There were/are worries that SVB financial will not get a buyer – talk is First Citizen Bank are looking at this acquisition – if true, that would be a risk positive.

Warren Buffett held talks with a number of regional bank CEOs in the last 2 days – Buffett did this well in 2008 by taking a stake in Goldman and in 2011 in BoA – he is a vulture, but the kingmaker in times like this – he has an incredible war chest of cash and will pick up distressed assets all day.
Buffett won’t buy the float of these banks obviously but taking stakes could send a message of confidence to equity investors and maybe depositors – we listen for news flow and headlines on this tonight and Monday.
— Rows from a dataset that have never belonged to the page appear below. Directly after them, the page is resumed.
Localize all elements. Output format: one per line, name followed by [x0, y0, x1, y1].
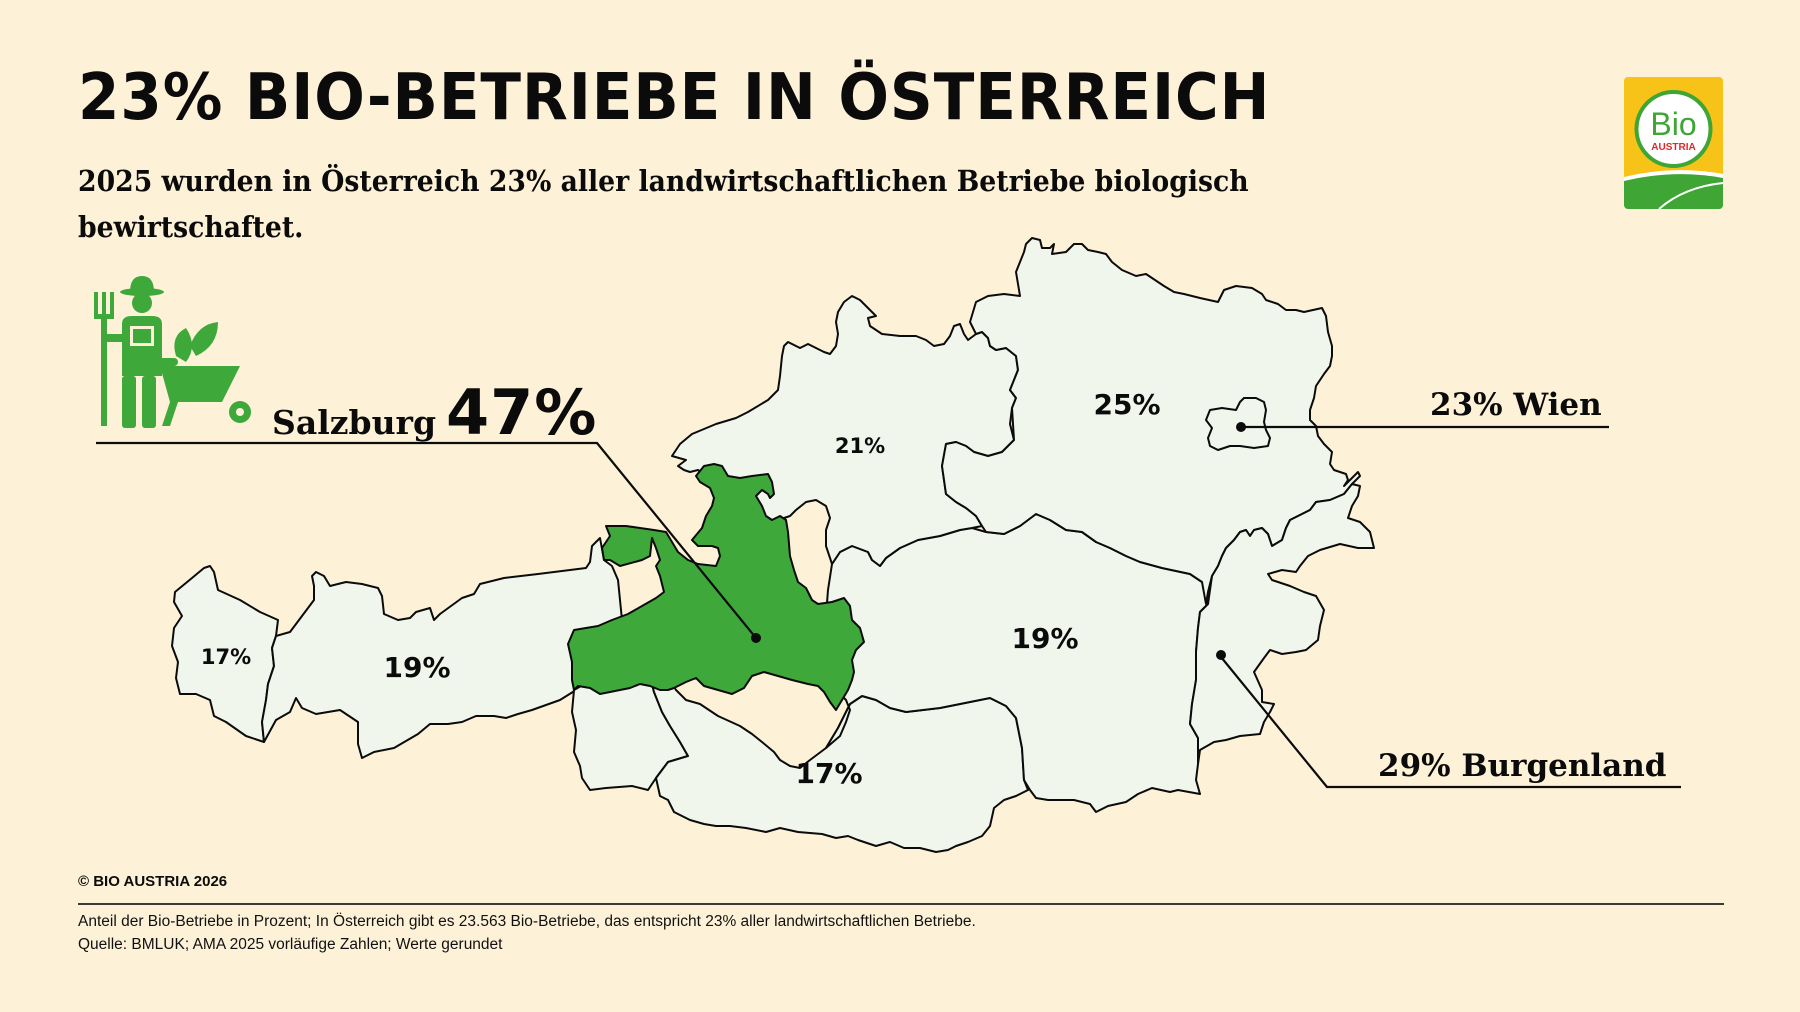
- footer-divider: [78, 903, 1724, 905]
- burgenland-callout-label: 29% Burgenland: [1378, 748, 1667, 784]
- region-tirol[interactable]: [261, 537, 623, 759]
- salzburg-leader-line: [96, 441, 757, 639]
- burgenland-leader-line: [1220, 656, 1681, 789]
- bio-austria-logo: Bio AUSTRIA: [1624, 77, 1723, 209]
- page-title: 23% BIO-BETRIEBE IN ÖSTERREICH: [78, 61, 1271, 135]
- label-tirol: 19%: [383, 651, 450, 684]
- page-subtitle: 2025 wurden in Österreich 23% aller land…: [78, 164, 1249, 244]
- label-oberoesterreich: 21%: [835, 434, 885, 458]
- region-kaernten[interactable]: [647, 667, 1029, 853]
- footnote-source: Quelle: BMLUK; AMA 2025 vorläufige Zahle…: [78, 936, 503, 953]
- region-niederoesterreich[interactable]: [941, 237, 1361, 605]
- label-niederoesterreich: 25%: [1093, 388, 1160, 421]
- salzburg-callout-name: Salzburg: [272, 403, 437, 442]
- bio-austria-logo-icon: Bio AUSTRIA: [1624, 77, 1723, 209]
- footnote-note: Anteil der Bio-Betriebe in Prozent; In Ö…: [78, 913, 976, 930]
- logo-bio-text: Bio: [1650, 106, 1696, 142]
- label-vorarlberg: 17%: [201, 645, 251, 669]
- burgenland-marker-dot: [1216, 650, 1226, 660]
- region-burgenland[interactable]: [1189, 483, 1375, 765]
- label-steiermark: 19%: [1011, 622, 1078, 655]
- region-salzburg[interactable]: [567, 463, 865, 711]
- label-kaernten: 17%: [795, 757, 862, 790]
- farmer-wheelbarrow-icon: [94, 276, 251, 428]
- wien-marker-dot: [1236, 422, 1246, 432]
- wien-callout-label: 23% Wien: [1430, 387, 1602, 423]
- logo-austria-text: AUSTRIA: [1651, 142, 1695, 153]
- copyright: © BIO AUSTRIA 2026: [78, 873, 228, 890]
- salzburg-marker-dot: [751, 633, 761, 643]
- salzburg-callout-value: 47%: [446, 376, 598, 449]
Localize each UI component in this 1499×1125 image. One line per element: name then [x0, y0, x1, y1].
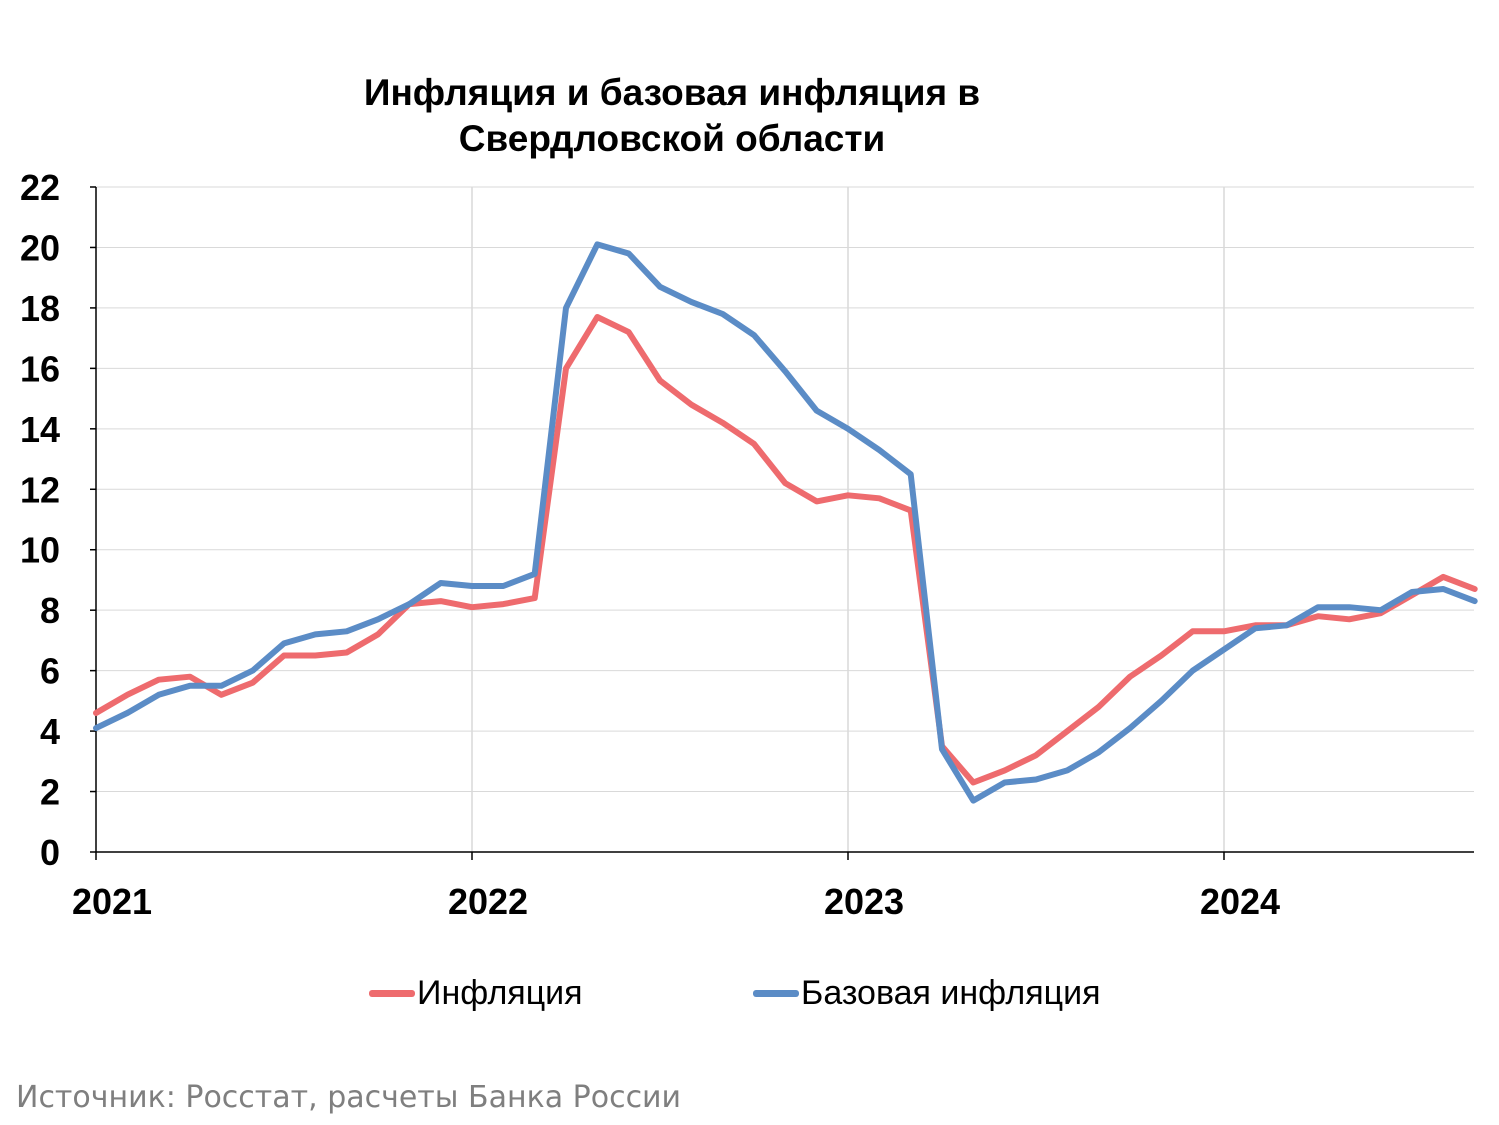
y-tick-label: 4: [40, 711, 60, 752]
series-line-core-inflation: [93, 241, 1478, 804]
y-tick-label: 2: [40, 772, 60, 813]
chart-title-line-2: Свердловской области: [458, 118, 886, 159]
y-tick-label: 8: [40, 590, 60, 631]
legend-label-core-inflation: Базовая инфляция: [801, 973, 1101, 1012]
y-tick-label: 6: [40, 651, 60, 692]
y-axis-tick-labels: 0 2 4 6 8 10 12 14 16 18 20 22: [20, 167, 60, 873]
y-tick-label: 0: [40, 832, 60, 873]
legend-label-inflation: Инфляция: [417, 973, 583, 1012]
y-tick-label: 16: [20, 348, 60, 389]
legend-item-inflation: Инфляция: [369, 968, 583, 1018]
x-tick-label: 2021: [72, 881, 152, 922]
y-tick-label: 22: [20, 167, 60, 208]
x-tick-label: 2023: [824, 881, 904, 922]
y-tick-label: 14: [20, 409, 60, 450]
x-tick-label: 2022: [448, 881, 528, 922]
chart-title: Инфляция и базовая инфляция в Свердловск…: [222, 70, 1122, 162]
legend: Инфляция Базовая инфляция: [0, 968, 1499, 1018]
x-tick-label: 2024: [1200, 881, 1280, 922]
chart-title-line-1: Инфляция и базовая инфляция в: [363, 72, 981, 113]
y-tick-label: 20: [20, 227, 60, 268]
series-line-inflation: [93, 314, 1478, 786]
source-note: Источник: Росстат, расчеты Банка России: [16, 1080, 682, 1115]
y-tick-label: 10: [20, 530, 60, 571]
y-tick-label: 12: [20, 469, 60, 510]
horizontal-gridlines: [96, 186, 1474, 793]
y-tick-label: 18: [20, 288, 60, 329]
series-lines: [93, 241, 1478, 804]
legend-swatch-inflation: [369, 989, 415, 997]
axes: [90, 186, 1474, 860]
vertical-gridlines: [471, 187, 1225, 852]
legend-item-core-inflation: Базовая инфляция: [753, 968, 1101, 1018]
x-axis-tick-labels: 2021 2022 2023 2024: [72, 881, 1280, 922]
legend-swatch-core-inflation: [753, 989, 799, 997]
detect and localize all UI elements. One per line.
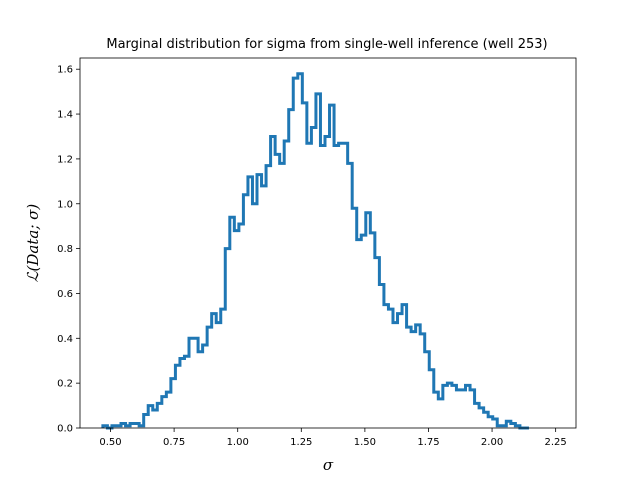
y-tick-label: 1.6 bbox=[57, 65, 73, 76]
y-tick-label: 1.2 bbox=[57, 154, 73, 165]
y-tick-label: 0.8 bbox=[57, 244, 73, 255]
y-tick-label: 1.4 bbox=[57, 110, 73, 121]
x-tick-label: 0.75 bbox=[163, 437, 185, 448]
x-tick-label: 1.75 bbox=[417, 437, 439, 448]
x-tick-label: 1.00 bbox=[227, 437, 249, 448]
y-tick-label: 0.6 bbox=[57, 289, 73, 300]
x-tick-label: 2.25 bbox=[545, 437, 567, 448]
y-tick-label: 0.0 bbox=[57, 424, 73, 435]
chart-title: Marginal distribution for sigma from sin… bbox=[106, 37, 547, 52]
axes-frame bbox=[79, 57, 577, 429]
x-tick-label: 2.00 bbox=[481, 437, 503, 448]
x-axis: 0.50 0.75 1.00 1.25 1.50 1.75 2.00 2.25 bbox=[99, 428, 567, 448]
y-axis: 0.0 0.2 0.4 0.6 0.8 1.0 1.2 1.4 1.6 bbox=[57, 65, 80, 435]
histogram-step-line bbox=[101, 72, 529, 430]
x-tick-label: 1.50 bbox=[354, 437, 376, 448]
y-tick-label: 0.2 bbox=[57, 379, 73, 390]
x-tick-label: 0.50 bbox=[99, 437, 121, 448]
x-tick-label: 1.25 bbox=[290, 437, 312, 448]
y-axis-label: ℒ(Data; σ) bbox=[24, 204, 42, 283]
y-tick-label: 1.0 bbox=[57, 199, 73, 210]
y-tick-label: 0.4 bbox=[57, 334, 73, 345]
plot-area bbox=[101, 72, 529, 430]
x-axis-label: σ bbox=[323, 456, 334, 474]
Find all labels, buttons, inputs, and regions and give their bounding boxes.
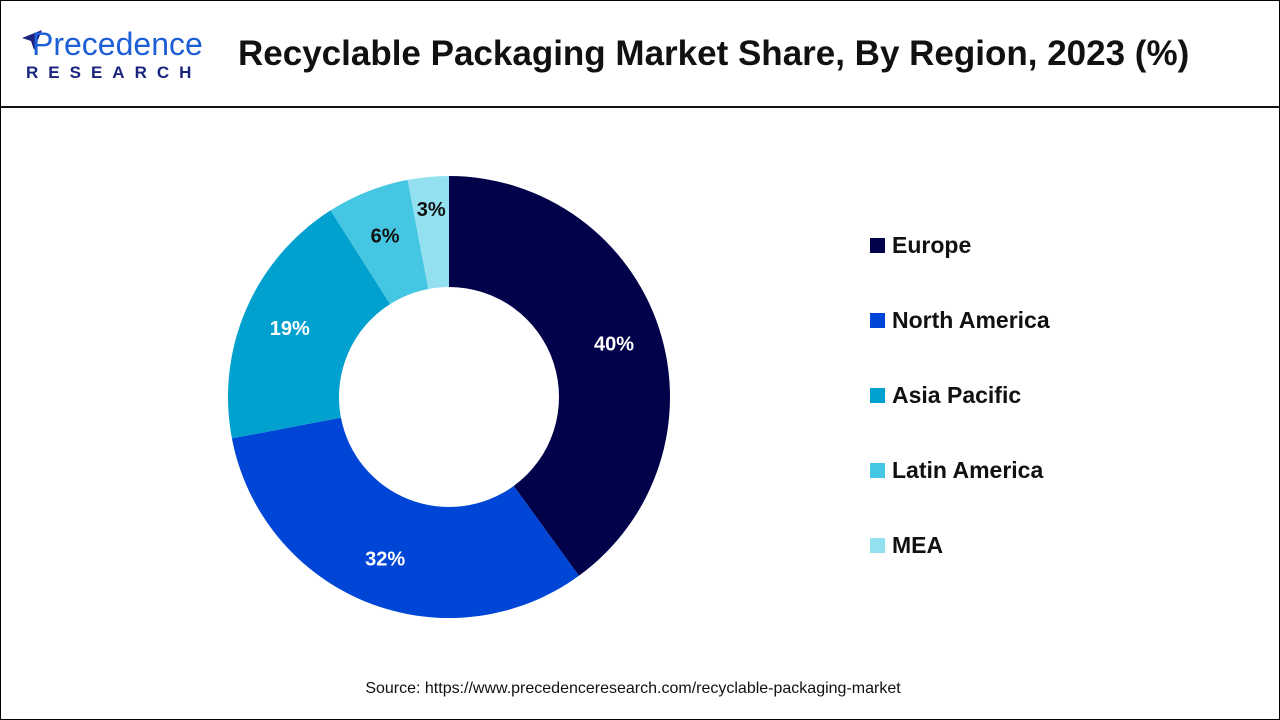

It could move markets.

In Europe, it's all about Credit Suisse – Unlike many US banks, CS are fine from a liquidity perspective – they had a huge capital injection from the Swiss Nat Bank late last week to buy them time, but its capital levels are pretty good.

Their issue is the confidence equity investors have in its business model, notably around the investment bank (IB) division. They lost their biggest shareholder – Harris Associates - recently who had held size for 20 years but liquidated on frustrations about how on the IB business performing and its strategic direction. They also had a bunch of ‘bad luck’ with Greensill and Archegos insolvencies.

All the talk in UBS will buy its wealth management and asset management business and divest its IB business.

Clearly the big moves from the SNB show CS are ‘too big to fail’ but will UBS pull it off by the Monday futures open?

Depositors are ok as they are backed by the SNB, but if there is no deal by Monday markets could ask ‘what if’…CS will absolutely drive EU equity markets and the EUR.

Scenarios:

So, a lot to play for – we could get Buffett doing his thing, married with UBS buying parts of CS – risk assets will fly – unclear how the USD trades as this is good news for both the US and EU, but I suspect if UBS buy CS this will dominate and EURUSD rallies hard and gold rallies too. It will increase the prospect of the Fed hiking this week.